I very much agree. Actually because of the lack of CH in Rhino, I show the students a process to plan their project and save model stages, breaking it down to sketch creation, surface creation, object detailing(features).
It is a good way to make them aware of the importance of considering such methodologies.
Other engineers/designers mentioned actually the same to me as well, that they have the feeling that the profile/sketch 2D approach reminds them about the CNC technology.
I am very curious about how Fusion360 will implement the 3D sketch function as that for me would be curial to have to consider this application.
But I am also only a designer not engineer. So I am not sure of for example SW must have the design rebuild with SW surfacing tools for example to do then the simulation or evaluations (stress test etc.) with its engineering or if imported surface models will be sufficient.
Quite often I hear the story that the designers Rhino model always has to be rebuild fully in SW.
The client I work with mainly uses Rhino and does everything with it and actually has no need for SW - but it is a small studio not a large company like lets say Bissle or Black n Decker.
I studied Product Design, so I really loved it when you came out with something called Product Design Suite!
My job title is Design Engineer but I'm never really sure where the designing ends and the engineering begins, and ends.....I have to take ideas from concept to production tooling so I assume that covers most of both.
Then again to try and be more impressive I might say I'm a Product Designer, or even an Industrial Designer, or to be more scientific an Engineer...or just a Designer....
"errrr.... I make stuff?!"
Mark I feel ya, too many interests here on my side as well.
But shouldnt a designer also be parcially an engineer or at least know somewhat some of the technical requirements?
In an ideal world we should study both engineering and product design inside one degree (maybe 6 years then).
Hybrids have the weak parts but I think they are also great bridge builders.
Hear, hear! I definitely think the two disciplines should be more integrated. I understand the need for specialization, I just don't understand why design/creativity/empathy are seen as "opposites" of technology/optimization/engineering. Where did that view come from?
Glad to hear there's other people riding the middle of that "spectrum."
Fusion 360 Social & Community Manager
That is a very good question Kat.
Maybe because out of misunderstanding, competition, fear, or also lack of education?!
I remember many just giving me a funny look when I talked about polygon modeling.
It is like a peer mentality. I use Microsoft Windows because everybody else does it.
No I do not question the establishment and no I do not look outside the box to see if
there might be something else useful.
There are those who like to explore what a software could do and those who want to
know the do the right thing.
True, my character animation background is kinda odd in the field for product design.
But when it comes to posing figures, testing ergonomics, or also using bend techniques
from character animations, they work much faster and better then the stiff tools CAD systems
And few of my students who were open to that saw the greater flexibility to this.

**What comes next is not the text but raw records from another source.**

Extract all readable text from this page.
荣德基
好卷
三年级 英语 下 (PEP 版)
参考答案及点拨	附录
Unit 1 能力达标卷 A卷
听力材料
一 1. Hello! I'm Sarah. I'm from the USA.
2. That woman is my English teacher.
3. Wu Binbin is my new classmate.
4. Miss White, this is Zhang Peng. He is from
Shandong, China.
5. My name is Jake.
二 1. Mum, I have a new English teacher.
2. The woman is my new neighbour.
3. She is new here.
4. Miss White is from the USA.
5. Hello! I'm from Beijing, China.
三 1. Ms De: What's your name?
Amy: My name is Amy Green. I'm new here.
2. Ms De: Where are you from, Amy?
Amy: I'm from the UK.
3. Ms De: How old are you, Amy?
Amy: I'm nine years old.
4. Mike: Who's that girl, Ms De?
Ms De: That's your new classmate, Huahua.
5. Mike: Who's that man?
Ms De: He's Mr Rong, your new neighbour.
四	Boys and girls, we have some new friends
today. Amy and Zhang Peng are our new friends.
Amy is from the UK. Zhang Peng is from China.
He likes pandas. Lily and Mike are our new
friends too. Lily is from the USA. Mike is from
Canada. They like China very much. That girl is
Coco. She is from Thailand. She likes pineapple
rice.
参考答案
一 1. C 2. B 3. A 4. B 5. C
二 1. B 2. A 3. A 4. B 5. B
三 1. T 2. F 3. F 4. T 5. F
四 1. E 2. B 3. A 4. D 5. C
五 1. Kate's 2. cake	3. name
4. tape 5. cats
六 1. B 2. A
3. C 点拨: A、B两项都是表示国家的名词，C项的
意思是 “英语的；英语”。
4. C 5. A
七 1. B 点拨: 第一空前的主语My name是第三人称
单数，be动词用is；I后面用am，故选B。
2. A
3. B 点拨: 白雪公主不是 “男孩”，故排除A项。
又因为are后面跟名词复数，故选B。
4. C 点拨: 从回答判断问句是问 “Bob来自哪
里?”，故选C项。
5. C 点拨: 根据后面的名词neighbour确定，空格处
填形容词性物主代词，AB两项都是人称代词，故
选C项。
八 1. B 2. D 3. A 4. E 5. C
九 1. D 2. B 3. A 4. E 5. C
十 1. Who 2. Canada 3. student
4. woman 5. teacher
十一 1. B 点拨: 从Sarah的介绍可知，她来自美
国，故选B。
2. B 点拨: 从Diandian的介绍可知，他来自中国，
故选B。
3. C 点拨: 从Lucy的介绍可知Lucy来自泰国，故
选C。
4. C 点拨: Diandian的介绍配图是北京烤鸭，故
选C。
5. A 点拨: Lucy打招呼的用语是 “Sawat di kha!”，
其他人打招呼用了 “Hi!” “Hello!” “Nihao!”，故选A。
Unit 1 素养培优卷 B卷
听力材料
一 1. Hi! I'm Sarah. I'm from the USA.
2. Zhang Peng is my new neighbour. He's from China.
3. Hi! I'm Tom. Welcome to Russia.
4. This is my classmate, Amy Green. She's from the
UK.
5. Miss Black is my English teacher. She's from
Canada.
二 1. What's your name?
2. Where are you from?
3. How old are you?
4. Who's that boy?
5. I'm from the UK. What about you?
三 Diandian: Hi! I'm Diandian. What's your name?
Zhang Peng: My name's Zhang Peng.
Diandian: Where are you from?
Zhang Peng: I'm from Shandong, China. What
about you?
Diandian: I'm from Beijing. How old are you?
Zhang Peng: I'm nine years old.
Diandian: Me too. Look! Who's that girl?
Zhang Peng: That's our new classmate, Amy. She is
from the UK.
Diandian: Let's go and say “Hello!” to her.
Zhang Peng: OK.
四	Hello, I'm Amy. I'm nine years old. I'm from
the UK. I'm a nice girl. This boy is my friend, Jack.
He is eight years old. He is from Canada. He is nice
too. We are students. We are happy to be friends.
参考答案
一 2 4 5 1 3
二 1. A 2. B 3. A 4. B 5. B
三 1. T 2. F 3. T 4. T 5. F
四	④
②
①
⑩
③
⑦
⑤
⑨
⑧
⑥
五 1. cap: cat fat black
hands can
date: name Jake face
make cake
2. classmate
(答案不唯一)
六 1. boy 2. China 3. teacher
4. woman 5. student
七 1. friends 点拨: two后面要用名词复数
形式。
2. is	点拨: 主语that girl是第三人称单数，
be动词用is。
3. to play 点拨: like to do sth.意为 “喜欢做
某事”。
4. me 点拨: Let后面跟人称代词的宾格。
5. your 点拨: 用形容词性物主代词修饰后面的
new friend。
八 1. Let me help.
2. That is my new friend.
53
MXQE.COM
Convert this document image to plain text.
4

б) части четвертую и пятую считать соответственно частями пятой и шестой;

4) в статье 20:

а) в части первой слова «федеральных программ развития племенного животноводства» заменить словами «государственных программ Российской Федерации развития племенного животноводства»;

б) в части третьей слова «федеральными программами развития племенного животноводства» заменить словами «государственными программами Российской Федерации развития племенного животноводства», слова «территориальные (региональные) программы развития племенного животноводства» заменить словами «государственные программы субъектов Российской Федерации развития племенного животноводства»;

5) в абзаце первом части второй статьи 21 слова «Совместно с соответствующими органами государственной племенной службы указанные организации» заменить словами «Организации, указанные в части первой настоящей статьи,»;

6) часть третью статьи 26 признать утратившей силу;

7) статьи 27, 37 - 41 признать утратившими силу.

Some see CAD as a means to build the model for manufacturing. I teach the students to see
CAD simply as sketching in 3D and this is still a part of the design thinking process where
you explore, compare, and decide.
Aftewards once decissions are made you can then still go and build the model in the appropiate
But at last things change now. Grasshopper got quite popular for experiments designers.
And with T-Splines now in a much bigger package and with a bigger name gets more reputation.
Some of my former students actually also told me about encounters with engineers that found
the creative freedom of T-Splines fantastic because they saw the potential compared to their Pro-E.
Maybe because the designer software and engineer software were so different in what they can
model, people started to judge each other.
Engineers cannot design - Designers make stuff that does not work.